Authors: Berwin Gan, Brian Shin, Maria Jaramillo, Tofunmi Kupoluyi
Data Source: www.bls.gov
One-quarter of American workers make less than $10 per hour. That creates an income below the federal poverty level. Individuals on top of the income bracket are constantly generating more wealth, as those on the lower income brackets are struggling to meet their ends. With recent political candidates putting forth the concept of Universal Basic Income (UBI) as an essential tool to improve people’s quality of life, our team aims to map consumer expenditure to income levels in order to identify the avenues of expenditure a UBI could facilitate for lower income levels.

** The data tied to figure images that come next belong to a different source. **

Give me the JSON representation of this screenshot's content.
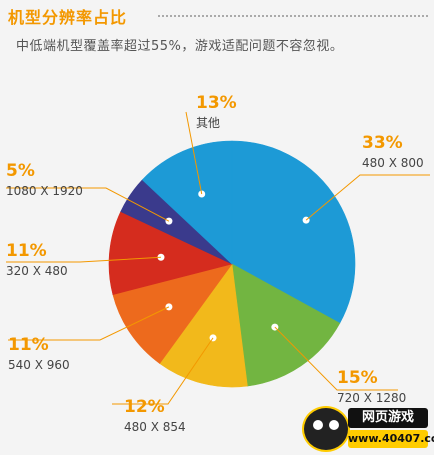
{
  "header": {
    "title": "机型分辨率占比",
    "subtitle": "中低端机型覆盖率超过55%，游戏适配问题不容忽视。"
  },
  "watermark": {
    "top_text": "网页游戏",
    "bottom_text": "www.40407.com"
  },
  "colors": {
    "title": "#f39800",
    "label_percent": "#f39800",
    "leader_line": "#f39800",
    "label_text": "#444444"
  },
  "chart_data": {
    "type": "pie",
    "slices": [
      {
        "label": "480 X 800",
        "value": 33,
        "value_label": "33%",
        "color": "#1d9ad6"
      },
      {
        "label": "720 X 1280",
        "value": 15,
        "value_label": "15%",
        "color": "#72b541"
      },
      {
        "label": "480 X 854",
        "value": 12,
        "value_label": "12%",
        "color": "#f2b91b"
      },
      {
        "label": "540 X 960",
        "value": 11,
        "value_label": "11%",
        "color": "#ed6a1d"
      },
      {
        "label": "320 X 480",
        "value": 11,
        "value_label": "11%",
        "color": "#d52c1e"
      },
      {
        "label": "1080 X 1920",
        "value": 5,
        "value_label": "5%",
        "color": "#3a3a8c"
      },
      {
        "label": "其他",
        "value": 13,
        "value_label": "13%",
        "color": "#1d9ad6"
      }
    ],
    "start_angle_deg": 0,
    "direction": "clockwise",
    "legend": "none"
  }
}
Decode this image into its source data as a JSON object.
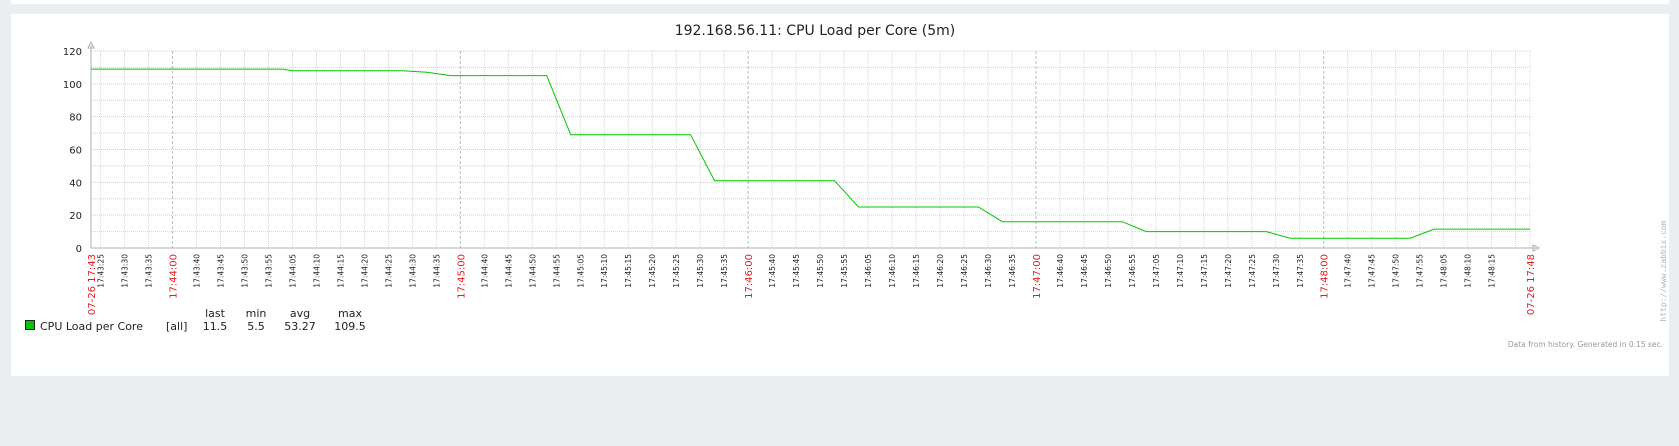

We decided to analyze the data with both supervised and unsu- pervised learning. Generally, our aim was to observe what income classes (if any) our data could be separated into i.e. if it was possible to get a good classifier for our data. Particularly in the case of supervised learning we were also curious to see if a linear svm could be fitted to the data so the corresponding weights of features could be analyzed.
Supervised Learning
For supervised learning, we experimented with both binary and multi-class SVM using linear, rbf and polynomial kernels.
Unsupervised Learning
For unsupervised learning, we experimented with k-means clustering over 1 to 5 clusters.
Supervised Learning – Determining Number of Income Group Division
We repeated the following process over various divisions of income groups to see which resulted in the most generalizable model. We performed a grid search over various kernels and regularization parameters to obtain the optimal svm configuration. With the optimal svm configuration attained, we then checked the accuracy of the model on our test set. A model with high training and test precision and accuracy, indicated that the data could be separated correctly into our predefined groups.
Supervised Learning – Analyzing Weights of the Linear SVM
We performed a grid search over regularization constants from 1-100 to determine the optimal binary linear svm that could be fitted to our data. Since we standardized our data, we analyzed the weights of the features. The highest positive weights indicated which features were most correlated to the higher income earners while the most negative weights indicated the features most correlated to lower income earners.
Unsupervised Learning – KMeans
We first ran k-means clustering over 1..5 clusters and graphed the distortion to determine the best number of clusters to split the data (Elbow Method for K-Means). We also performed k-means clustering over k=1..5 clusters and tried to see if the average income in each cluster was representative of income groupings.